Mixing up the dyes reminded me a little of being a kid and making blue animal pancakes with my brothers, or the times when I was just playing Humbug Witch in the kitchen and not trying to come up with anything edible, merely something explosive. So this train of thought led me to realize that Mad Scientists are not really Mad in the bad temper sort of way, but in a crazy off-the wall way. Kind of like the blue guy in Megamind – what a great animated movie.
What’s different about now as opposed to a couple of years ago, I realized that I needed more darks, lights, and odd ones. I have a great stash of brights, but most of my recent work has been done by using patterned fabrics that from a distance, create complex colors. Currently I’m working a series of non-figurative pieces and need more depth in my solid color options.

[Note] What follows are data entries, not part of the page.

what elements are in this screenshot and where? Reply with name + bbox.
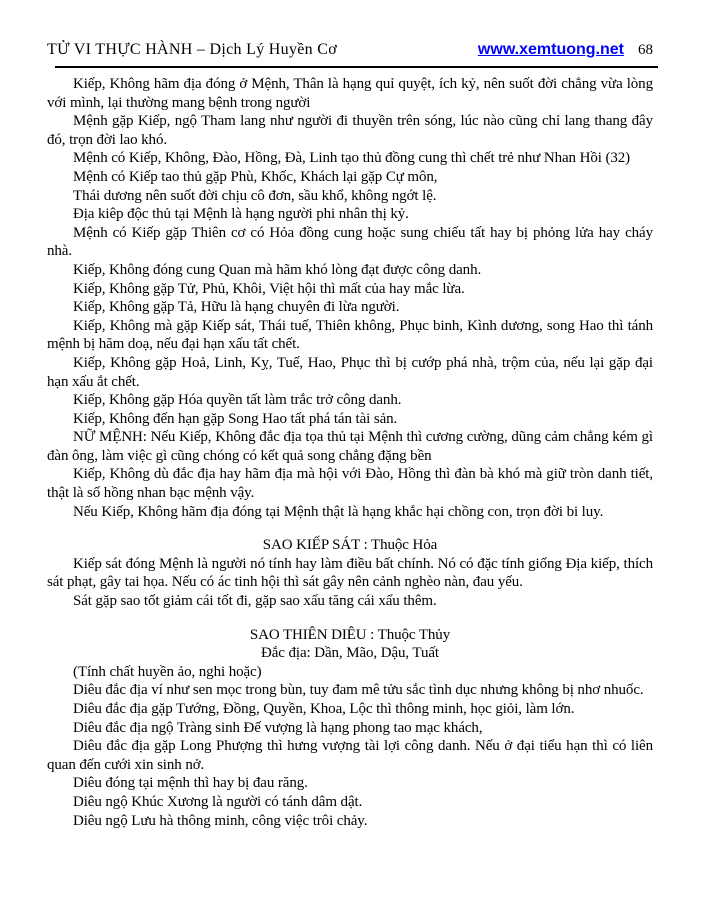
paragraph: Kiếp, Không hãm địa đóng ở Mệnh, Thân là hạng quỉ quyệt, ích kỷ, nên suốt đời chẳng vừa lòng với mình, lại thường mang bệnh trong người (47, 76, 653, 111)
header-right (478, 41, 653, 59)
website-link[interactable]: www.xemtuong.net (477, 41, 624, 58)
section-subheading: Đắc địa: Dần, Mão, Dậu, Tuất (260, 645, 439, 662)
paragraph: Kiếp, Không gặp Hóa quyền tất làm trắc trở công danh. (73, 392, 402, 409)
paragraph: Kiếp, Không đến hạn gặp Song Hao tất phá tán tài sản. (73, 410, 398, 427)
paragraph: Diêu đắc địa ví như sen mọc trong bùn, tuy đam mê tửu sắc tình dục nhưng không bị nhơ nhuốc. (73, 682, 644, 699)
page-number: 68 (638, 42, 653, 58)
paragraph: Mệnh có Kiếp gặp Thiên cơ có Hỏa đồng cung hoặc sung chiếu tất hay bị phỏng lửa hay cháy nhà. (47, 224, 653, 260)
paragraph: Diêu đắc địa gặp Tướng, Đồng, Quyền, Khoa, Lộc thì thông minh, học giỏi, làm lớn. (73, 701, 575, 717)
paragraph: Kiếp, Không gặp Tử, Phủ, Khôi, Việt hội thì mất của hay mắc lừa. (73, 280, 465, 297)
paragraph: Diêu đóng tại mệnh thì hay bị đau răng. (73, 775, 308, 792)
paragraph: Kiếp sát đóng Mệnh là người nó tính hay làm điều bất chính. Nó có đặc tính giống Địa kiếp, thích sát phạt, gây tai họa. Nếu có ác tinh hội thì sát gây nên cảnh nghèo nàn, đau yếu. (47, 555, 653, 591)
document-body (47, 75, 653, 830)
paragraph: Nếu Kiếp, Không hãm địa đóng tại Mệnh thật là hạng khắc hại chồng con, trọn đời bi luy. (73, 503, 604, 520)
paragraph: Diêu đắc địa ngộ Tràng sinh Đế vượng là hạng phong tao mạc khách, (73, 719, 483, 736)
paragraph: Kiếp, Không gặp Hoả, Linh, Kỵ, Tuế, Hao, Phục thì bị cướp phá nhà, trộm của, nếu lại gặp đại hạn xấu ắt chết. (47, 354, 653, 390)
paragraph: NỮ MỆNH: Nếu Kiếp, Không đắc địa tọa thủ tại Mệnh thì cương cường, dũng cảm chẳng kém gì đàn ông, làm việc gì cũng chóng có kết quả song chẳng đặng bền (47, 429, 653, 464)
paragraph: Địa kiêp độc thủ tại Mệnh là hạng người phi nhân thị kỷ. (73, 206, 409, 223)
paragraph: Kiếp, Không gặp Tả, Hữu là hạng chuyên đi lừa người. (73, 299, 400, 316)
paragraph: Mệnh gặp Kiếp, ngộ Tham lang như người đi thuyền trên sóng, lúc nào cũng chỉ lang thang đây đó, trọn đời lao khó. (47, 113, 653, 148)
paragraph: Diêu ngộ Lưu hà thông minh, công việc trôi chảy. (73, 812, 368, 829)
paragraph: Diêu đắc địa gặp Long Phượng thì hưng vượng tài lợi công danh. Nếu ở đại tiểu hạn thì có liên quan đến cưới xin sinh nở. (47, 738, 653, 773)
page-header (47, 41, 653, 59)
section-heading: SAO KIẾP SÁT : Thuộc Hỏa (262, 537, 438, 554)
header-divider (55, 66, 658, 68)
paragraph: Sát gặp sao tốt giảm cái tốt đi, gặp sao xấu tăng cái xấu thêm. (73, 593, 437, 610)
paragraph: Mệnh có Kiếp, Không, Đào, Hồng, Đà, Linh tạo thủ đồng cung thì chết trẻ như Nhan Hồi (32) (73, 150, 631, 167)
paragraph: (Tính chất huyền ảo, nghi hoặc) (73, 663, 262, 680)
book-title: TỬ VI THỰC HÀNH – Dịch Lý Huyền Cơ (47, 41, 337, 58)
paragraph: Diêu ngộ Khúc Xương là người có tánh dâm dật. (73, 793, 363, 810)
paragraph: Thái dương nên suốt đời chịu cô đơn, sầu khổ, không ngớt lệ. (73, 187, 437, 204)
paragraph: Kiếp, Không mà gặp Kiếp sát, Thái tuế, Thiên không, Phục binh, Kình dương, song Hao thì tánh mệnh bị hăm doạ, nếu đại hạn xấu tất chết. (47, 317, 653, 353)
section-heading: SAO THIÊN DIÊU : Thuộc Thủy (249, 626, 451, 643)
paragraph: Mệnh có Kiếp tao thủ gặp Phù, Khốc, Khách lại gặp Cự môn, (73, 168, 438, 185)
paragraph: Kiếp, Không đóng cung Quan mà hãm khó lòng đạt được công danh. (73, 261, 482, 278)
paragraph: Kiếp, Không dù đắc địa hay hãm địa mà hội với Đào, Hồng thì đàn bà khó mà giữ tròn danh tiết, thật là số hồng nhan bạc mệnh vậy. (47, 466, 653, 502)
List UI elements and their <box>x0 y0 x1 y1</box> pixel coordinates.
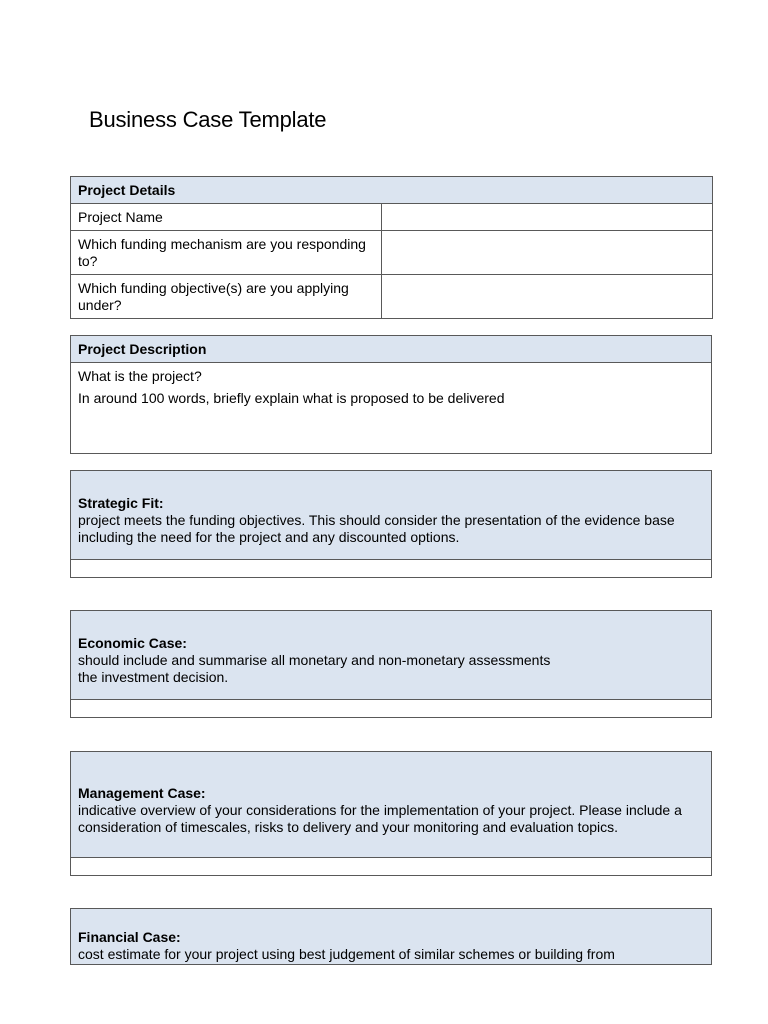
strategic-fit-body: project meets the funding objectives. This should consider the presentation of the evidence base including the need for the project and any discounted options. <box>78 511 675 545</box>
funding-objective-label: Which funding objective(s) are you applying under? <box>71 275 382 319</box>
project-description-heading: Project Description <box>71 336 712 363</box>
management-case-prompt <box>71 752 712 858</box>
strategic-fit-table <box>70 470 712 578</box>
project-description-table <box>70 335 712 454</box>
project-name-field[interactable] <box>382 204 713 231</box>
page-title: Business Case Template <box>89 107 327 132</box>
project-description-field[interactable] <box>71 363 712 454</box>
economic-case-prompt <box>71 611 712 700</box>
funding-objective-field[interactable] <box>382 275 713 319</box>
economic-case-answer-field[interactable] <box>71 700 712 718</box>
strategic-fit-prompt <box>71 471 712 560</box>
management-case-answer-field[interactable] <box>71 858 712 876</box>
project-name-label: Project Name <box>71 204 382 231</box>
funding-mechanism-field[interactable] <box>382 231 713 275</box>
project-details-table <box>70 176 713 319</box>
management-case-table <box>70 751 712 876</box>
management-case-body: indicative overview of your considerations for the implementation of your project. Please include a consideration of timescales, risks to delivery and your monitoring and evaluation topics. <box>78 802 682 835</box>
project-description-question: What is the project? <box>78 368 202 384</box>
management-case-heading: Management Case: <box>78 785 206 801</box>
strategic-fit-answer-field[interactable] <box>71 560 712 578</box>
economic-case-body-line2: the investment decision. <box>78 668 229 685</box>
strategic-fit-heading: Strategic Fit: <box>78 494 164 511</box>
funding-mechanism-label: Which funding mechanism are you responding to? <box>71 231 382 275</box>
economic-case-table <box>70 610 712 718</box>
economic-case-heading: Economic Case: <box>78 634 187 651</box>
project-description-guidance: In around 100 words, briefly explain what is proposed to be delivered <box>78 390 505 406</box>
financial-case-heading: Financial Case: <box>78 929 181 945</box>
economic-case-body-line1: should include and summarise all monetary and non-monetary assessments <box>78 651 551 668</box>
financial-case-table <box>70 908 712 965</box>
project-details-heading: Project Details <box>71 177 713 204</box>
financial-case-prompt <box>71 909 712 965</box>
financial-case-body: cost estimate for your project using best judgement of similar schemes or building from <box>78 946 615 962</box>
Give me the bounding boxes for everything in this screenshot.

Following Ann Johnston’s Color by Accident book in my first batch, the darks weren’t dark enough. So the next day, I re-read Lisa Call’s methods, threw in a little salt, left the fabric in the sun out on the back parking lot for a few hours (not the cart though, because salvage bandits will take anything metal in a heartbeat), and then didn’t wash out the dyes until later the next day. The second day batches were much better, and although it was hard to wait, it was worth it.
It’s the time of year that I sometimes work on art for the Japanese Fall Festival. I don’t do it every year, but over the past decade have designed many posters and t-shirts, so looking back through my files, you can see sort of a snapshot progression.
I often return to Japanese wood-block prints from around the 1800′s for inspiration. There I often find originality of compositions and stylization of forms of nature that I need to reinvigorate my work. I love the way flat shapes are filled with complex patterns, and depth inside the picture frame is created not through shading, but by scale, color and composition. I also like the way images seem frozen in a moment of time, and yet at the same time tell a story by selective use of people, objects, and landscapes.
Another interesting aspect of this annual festival is that making outdoor banners for the event is kind of how I got started making fiber art and art quilts. I was trying to come up a with a way to make big outdoor banners — not signs – but vertical banners that would hang from posts — so I started experimenting with kite materials that could survive outdoor weather.
This was about 15 years ago, and they are still used every year at the festival. In the photo above that Russ took last year, you can only see the backs. The fronts are more colorful because they are appliqued color layers edged with black satin stitching. The black kanji above the figures was painted by a famous Japanese calligrapher who was visiting Springfield, and so I left room for him to paint in whatever characters he wanted, then we heat-set the paint with an iron.